Oil and gas giants will be hit with a $6 billion tax hike over the next decade.

The Coalition has ended an 18-month wait for its response to a landmark review into the oil and gas sector, amid strong concern that Australia is haemorrhaging lucrative revenue to multinationals.

Australia is on track to eclipse Qatar as the top gas exporter in the world by 2020, but the nation will receive just $800 million revenue at that time compared to Qatar's $26.6 billion.

The Federal Government has now declared that current projects will have their previous exploration concessions used to offset future profits crimped from 2019.

Uplift concessions - which allow companies to deduct the cost of exploration against future profits -  will be cut from 15 to 5 percentage points plus the long-term bond rate from July next year.

“All along industry has been saying don't touch current projects,” Monash University expert Diane Kraal ha told Fairfax reporters.
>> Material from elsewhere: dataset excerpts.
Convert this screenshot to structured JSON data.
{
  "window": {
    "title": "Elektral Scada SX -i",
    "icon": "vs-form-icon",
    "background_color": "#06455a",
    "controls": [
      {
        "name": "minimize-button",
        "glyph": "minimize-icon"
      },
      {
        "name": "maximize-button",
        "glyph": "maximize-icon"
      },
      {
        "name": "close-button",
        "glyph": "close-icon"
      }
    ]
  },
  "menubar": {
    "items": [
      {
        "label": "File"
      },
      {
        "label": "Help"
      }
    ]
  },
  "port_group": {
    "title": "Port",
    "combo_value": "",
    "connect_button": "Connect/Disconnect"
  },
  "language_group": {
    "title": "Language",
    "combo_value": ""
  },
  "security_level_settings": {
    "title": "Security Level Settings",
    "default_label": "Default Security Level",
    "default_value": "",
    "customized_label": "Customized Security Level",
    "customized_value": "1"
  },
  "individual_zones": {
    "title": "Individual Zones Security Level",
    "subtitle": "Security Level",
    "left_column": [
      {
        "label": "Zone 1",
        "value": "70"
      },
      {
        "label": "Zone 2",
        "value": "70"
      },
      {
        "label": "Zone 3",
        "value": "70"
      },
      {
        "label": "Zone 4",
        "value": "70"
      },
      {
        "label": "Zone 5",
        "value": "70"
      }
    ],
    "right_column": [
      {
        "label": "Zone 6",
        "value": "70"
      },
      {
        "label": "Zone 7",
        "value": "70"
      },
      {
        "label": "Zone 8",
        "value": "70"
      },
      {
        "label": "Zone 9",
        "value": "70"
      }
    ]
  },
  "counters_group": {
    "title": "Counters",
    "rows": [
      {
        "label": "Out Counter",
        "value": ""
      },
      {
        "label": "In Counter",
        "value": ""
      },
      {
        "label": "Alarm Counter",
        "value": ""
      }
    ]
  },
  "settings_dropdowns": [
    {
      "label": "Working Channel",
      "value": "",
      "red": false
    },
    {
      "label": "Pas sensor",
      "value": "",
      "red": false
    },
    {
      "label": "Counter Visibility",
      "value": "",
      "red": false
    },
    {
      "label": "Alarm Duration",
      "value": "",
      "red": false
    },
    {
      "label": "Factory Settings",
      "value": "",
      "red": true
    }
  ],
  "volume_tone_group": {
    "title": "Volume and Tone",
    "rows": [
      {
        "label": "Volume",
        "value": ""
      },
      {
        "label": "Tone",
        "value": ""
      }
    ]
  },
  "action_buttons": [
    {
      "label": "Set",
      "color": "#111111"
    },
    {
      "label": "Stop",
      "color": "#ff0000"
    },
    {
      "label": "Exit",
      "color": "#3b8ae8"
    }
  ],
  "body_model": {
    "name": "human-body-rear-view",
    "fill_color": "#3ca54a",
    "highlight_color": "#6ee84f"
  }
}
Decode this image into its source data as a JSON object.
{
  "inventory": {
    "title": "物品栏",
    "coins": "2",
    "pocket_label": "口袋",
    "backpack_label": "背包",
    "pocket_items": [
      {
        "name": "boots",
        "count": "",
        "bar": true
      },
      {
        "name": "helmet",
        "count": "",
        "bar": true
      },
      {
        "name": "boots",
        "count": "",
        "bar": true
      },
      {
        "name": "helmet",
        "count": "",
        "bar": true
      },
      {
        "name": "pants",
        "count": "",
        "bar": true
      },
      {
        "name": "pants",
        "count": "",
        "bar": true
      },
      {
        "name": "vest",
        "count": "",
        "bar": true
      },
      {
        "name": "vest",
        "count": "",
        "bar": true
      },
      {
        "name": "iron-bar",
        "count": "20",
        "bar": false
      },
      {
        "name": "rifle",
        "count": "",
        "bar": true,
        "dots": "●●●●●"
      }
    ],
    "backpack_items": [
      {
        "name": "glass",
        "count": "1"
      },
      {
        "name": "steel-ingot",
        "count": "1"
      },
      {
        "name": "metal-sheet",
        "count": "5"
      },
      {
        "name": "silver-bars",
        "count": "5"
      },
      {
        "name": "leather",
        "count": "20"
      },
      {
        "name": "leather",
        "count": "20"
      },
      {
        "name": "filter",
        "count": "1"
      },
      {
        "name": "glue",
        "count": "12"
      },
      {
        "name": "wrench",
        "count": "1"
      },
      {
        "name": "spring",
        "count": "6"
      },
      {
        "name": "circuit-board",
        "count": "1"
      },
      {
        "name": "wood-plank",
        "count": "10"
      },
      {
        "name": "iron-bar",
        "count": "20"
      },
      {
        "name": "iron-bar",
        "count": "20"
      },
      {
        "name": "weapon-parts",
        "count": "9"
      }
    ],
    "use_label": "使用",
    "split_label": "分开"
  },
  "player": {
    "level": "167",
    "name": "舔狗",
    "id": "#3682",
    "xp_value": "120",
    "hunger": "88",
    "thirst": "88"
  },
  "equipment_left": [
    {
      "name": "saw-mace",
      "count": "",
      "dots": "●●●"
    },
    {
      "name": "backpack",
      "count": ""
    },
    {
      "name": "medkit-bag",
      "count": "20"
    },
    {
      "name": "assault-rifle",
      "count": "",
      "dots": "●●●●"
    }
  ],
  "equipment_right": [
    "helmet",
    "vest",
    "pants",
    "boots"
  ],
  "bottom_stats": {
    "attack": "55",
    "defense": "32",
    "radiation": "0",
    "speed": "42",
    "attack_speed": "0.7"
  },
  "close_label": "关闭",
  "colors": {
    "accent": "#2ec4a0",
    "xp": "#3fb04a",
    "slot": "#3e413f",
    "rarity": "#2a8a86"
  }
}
“These changes will effect existing projects which I think is a pretty good compromise.”

The Petroleum Resource Rent Tax (PRRT) was designed 30 years ago in an effort to encourage investment in Australian gas and oil exploration.

It gives generous tax concessions for projects that often take years and billions of dollars to materialise, before leading to very large profits.

Australia's concessions mean projects like Chevron's Gorgon project in Western Australia will not have to pay their PRRT until 2030, despite already being profitable.

The concessions have been criticised in previous government inquiries as being “excessively high”, and risk failing “to collect an appropriate and constant share of resource rents from successful projects” and “[overcompensating] successful investors”.

Onshore projects, which have been accused being used to transfer deductions to reduce big companies’ tax bills, will be removed from the PRRT regime.

“These changes will ensure production of our petroleum resources are taxed appropriately while continuing to support the development of our world leading LNG industry,” said Treasurer Josh Frydenberg.

Mr Frydenberg said the currently opaque internal gas transfer mechanism will also be subject to a new inquiry.

The tax increases will bring in an extra $6 billion to the federal budget over the next decade.